For some reason, thyroid cancer is twice as common in women – and it seems to be on the increase, mainly due to environmental and lifestyle factors. It accounts for less than 1% of all cancers, with papillary carcinoma the most common form (70% of cases), explains Dr Eric Starke, Senior Medical Advisor at Sanlam. “It’s most often found in younger women and may also spread to the cervical lymph nodes. Early warning signs include swelling of the thyroid gland and a feeling of obstruction when breathing or swallowing.
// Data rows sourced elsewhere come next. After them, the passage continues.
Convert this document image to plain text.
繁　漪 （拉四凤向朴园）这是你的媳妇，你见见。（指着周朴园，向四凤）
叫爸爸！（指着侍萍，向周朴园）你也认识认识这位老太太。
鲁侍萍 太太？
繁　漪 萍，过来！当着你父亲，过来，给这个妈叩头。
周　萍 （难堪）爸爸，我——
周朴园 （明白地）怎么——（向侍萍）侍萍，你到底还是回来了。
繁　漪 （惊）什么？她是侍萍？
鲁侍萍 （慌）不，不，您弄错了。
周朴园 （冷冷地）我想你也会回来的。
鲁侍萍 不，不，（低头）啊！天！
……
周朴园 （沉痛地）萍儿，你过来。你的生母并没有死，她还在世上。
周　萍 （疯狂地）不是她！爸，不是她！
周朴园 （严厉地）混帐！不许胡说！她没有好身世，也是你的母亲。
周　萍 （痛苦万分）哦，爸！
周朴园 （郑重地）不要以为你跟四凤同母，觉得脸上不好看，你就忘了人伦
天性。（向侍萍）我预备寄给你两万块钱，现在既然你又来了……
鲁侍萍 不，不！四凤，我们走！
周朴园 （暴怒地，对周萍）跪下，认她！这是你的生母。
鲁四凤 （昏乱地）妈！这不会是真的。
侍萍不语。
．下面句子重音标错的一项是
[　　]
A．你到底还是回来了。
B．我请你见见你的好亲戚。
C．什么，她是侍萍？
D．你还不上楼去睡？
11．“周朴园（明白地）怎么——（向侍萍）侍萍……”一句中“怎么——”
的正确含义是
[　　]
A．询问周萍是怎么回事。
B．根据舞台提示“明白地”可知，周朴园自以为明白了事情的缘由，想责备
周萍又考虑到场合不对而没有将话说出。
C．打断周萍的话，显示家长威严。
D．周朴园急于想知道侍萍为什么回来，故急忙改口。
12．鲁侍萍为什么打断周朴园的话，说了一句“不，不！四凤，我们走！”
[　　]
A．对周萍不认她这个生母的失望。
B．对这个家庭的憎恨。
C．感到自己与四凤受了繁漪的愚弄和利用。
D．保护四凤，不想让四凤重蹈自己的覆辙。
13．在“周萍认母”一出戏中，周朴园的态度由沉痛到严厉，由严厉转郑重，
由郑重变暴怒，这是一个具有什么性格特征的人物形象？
The preferred primary treatment is surgery, with a very high cure rate – a 10-year survival rate of over 90%.”
The weight of the matter
For many years, weight gain has been synonymous with an underactive thyroid (hypothyroidism) – at least in many women’s minds – yet, says Dr Lorraine Becker, a GP in private practice in Johannesburg, this condition is very rarely the cause. “The thyroid may be guilty in perhaps 1-2% of cases,” she explains. “Metabolic syndrome and insulin resistance – due to bad eating habits and inactivity – is the diagnosis at least 50% of the time. I regularly test every patient who complains about lethargy and difficulty in shedding excess kilos,” she adds, “and only very occasionally is the thyroid to blame. So if you’re battling to lose weight and the kilos are piling on, you need to take a good, hard, honest look at how you’re living.”